Scientists boost efficacy of protein-based COVID-19 vaccine, boost immune response 25-fold
Details of the study are described in a new paper published today (August 31, 2022) in the journal ACS Infectious Diseases.
While the first COVID-19 vaccines licensed in the U.S. used state-of-the-art mRNA genetic technology, the tried-and-true strategy of using the pathogen’s proteins could lead to vaccines that are cheaper to manufacture and easier to store. So far, the U.S. Food and Drug Administration (FDA) has approved only one protein vaccine against SARS-CoV-2, made by Novavax. However, many currently available vaccinations against other diseases rely on proteins or fragments of proteins, and these shots contain adjuvants to increase their effectiveness.
Scientists have discovered that a molecule derived from alpha-galactosylglyceride (αGC), a compound derived from marine sponges, can act as an adjuvant.
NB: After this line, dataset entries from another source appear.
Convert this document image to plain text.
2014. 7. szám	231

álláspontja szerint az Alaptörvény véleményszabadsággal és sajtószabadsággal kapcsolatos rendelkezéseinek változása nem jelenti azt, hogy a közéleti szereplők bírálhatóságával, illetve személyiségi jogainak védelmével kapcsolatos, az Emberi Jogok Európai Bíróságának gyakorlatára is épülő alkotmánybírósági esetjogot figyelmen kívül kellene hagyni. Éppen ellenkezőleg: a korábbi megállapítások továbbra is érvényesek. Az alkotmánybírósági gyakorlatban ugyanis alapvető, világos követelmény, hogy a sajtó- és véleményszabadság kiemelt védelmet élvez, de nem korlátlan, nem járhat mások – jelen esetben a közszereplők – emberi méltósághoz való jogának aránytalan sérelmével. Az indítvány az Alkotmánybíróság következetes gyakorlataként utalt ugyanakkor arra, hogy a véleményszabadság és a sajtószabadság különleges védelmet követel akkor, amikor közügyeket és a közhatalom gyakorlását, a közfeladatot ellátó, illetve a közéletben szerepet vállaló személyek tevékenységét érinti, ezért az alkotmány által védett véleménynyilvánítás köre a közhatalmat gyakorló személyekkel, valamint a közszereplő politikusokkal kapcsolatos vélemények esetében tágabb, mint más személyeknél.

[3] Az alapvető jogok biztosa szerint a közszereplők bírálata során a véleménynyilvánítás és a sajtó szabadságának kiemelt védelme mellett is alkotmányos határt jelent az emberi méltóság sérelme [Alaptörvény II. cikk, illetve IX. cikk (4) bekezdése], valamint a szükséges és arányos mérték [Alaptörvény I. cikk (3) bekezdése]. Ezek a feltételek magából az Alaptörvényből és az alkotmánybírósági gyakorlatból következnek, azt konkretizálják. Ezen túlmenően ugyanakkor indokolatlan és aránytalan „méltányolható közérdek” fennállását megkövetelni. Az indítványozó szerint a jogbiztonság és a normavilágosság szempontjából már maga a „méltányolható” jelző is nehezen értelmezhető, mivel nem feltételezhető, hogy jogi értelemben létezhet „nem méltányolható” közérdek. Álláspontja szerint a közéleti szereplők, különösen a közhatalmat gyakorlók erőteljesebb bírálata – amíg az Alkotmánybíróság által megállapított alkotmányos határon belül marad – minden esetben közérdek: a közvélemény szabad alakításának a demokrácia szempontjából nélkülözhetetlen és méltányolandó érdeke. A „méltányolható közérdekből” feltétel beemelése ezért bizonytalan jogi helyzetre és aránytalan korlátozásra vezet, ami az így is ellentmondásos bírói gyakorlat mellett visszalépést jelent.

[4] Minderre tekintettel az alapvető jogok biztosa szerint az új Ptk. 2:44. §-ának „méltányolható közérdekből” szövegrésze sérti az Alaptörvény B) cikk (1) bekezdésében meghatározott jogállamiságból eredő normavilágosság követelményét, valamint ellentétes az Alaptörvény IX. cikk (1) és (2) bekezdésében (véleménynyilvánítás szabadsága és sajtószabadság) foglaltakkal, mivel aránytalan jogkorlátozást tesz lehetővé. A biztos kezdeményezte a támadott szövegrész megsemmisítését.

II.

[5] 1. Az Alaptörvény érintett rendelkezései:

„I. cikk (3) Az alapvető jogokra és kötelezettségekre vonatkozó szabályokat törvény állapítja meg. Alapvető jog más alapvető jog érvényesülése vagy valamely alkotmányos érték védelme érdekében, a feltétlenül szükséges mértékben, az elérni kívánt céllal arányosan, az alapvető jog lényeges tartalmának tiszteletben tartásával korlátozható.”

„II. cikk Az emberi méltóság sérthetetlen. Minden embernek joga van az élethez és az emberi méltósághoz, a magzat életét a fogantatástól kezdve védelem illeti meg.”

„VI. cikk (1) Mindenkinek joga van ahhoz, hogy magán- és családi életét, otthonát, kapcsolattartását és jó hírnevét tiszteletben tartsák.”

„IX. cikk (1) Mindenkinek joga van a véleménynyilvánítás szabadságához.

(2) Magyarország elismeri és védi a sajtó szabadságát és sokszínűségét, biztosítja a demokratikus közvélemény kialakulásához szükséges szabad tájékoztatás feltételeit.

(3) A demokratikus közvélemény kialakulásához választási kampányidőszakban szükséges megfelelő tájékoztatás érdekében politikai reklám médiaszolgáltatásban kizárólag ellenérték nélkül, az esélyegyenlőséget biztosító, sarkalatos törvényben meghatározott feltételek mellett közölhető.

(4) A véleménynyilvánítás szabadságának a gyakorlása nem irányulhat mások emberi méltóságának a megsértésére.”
They work by stimulating a small population of immune cells that are important in defending the body against viral infections. Rui Luo, Zheng Liu and their colleagues have engineered a version of αGC to significantly enhance the immune response elicited by protein-based COVID-19 vaccines.
The group made four analogs of αGC. They added each to an experimental vaccine containing the SARS-CoV-2 spike protein, which the virus uses to infect cells. The mice were injected three times over 29 days, and the researchers tracked their immune responses until day 35.
To measure the effects of adjuvants, scientists took a closer look at various aspects of immune function, including two ways the immune system eliminates pathogens: through T cells (which kill diseased cells directly) and antibodies (immune proteins that grab onto invading microbes). .
None of the four substances boosted T-cell responses, but they all allowed the immune system to produce antibodies that were far more capable of interfering with the virus. A similar substance, known as αGC-CPOEt, elicited antibodies with the greatest neutralizing capacity — 25 times greater than what an unadjuvanted vaccine could elicit.
According to the researchers, these results suggest that αGC-CPOEt deserves further study as a potential adjuvant against COVID-19 and other infectious diseases.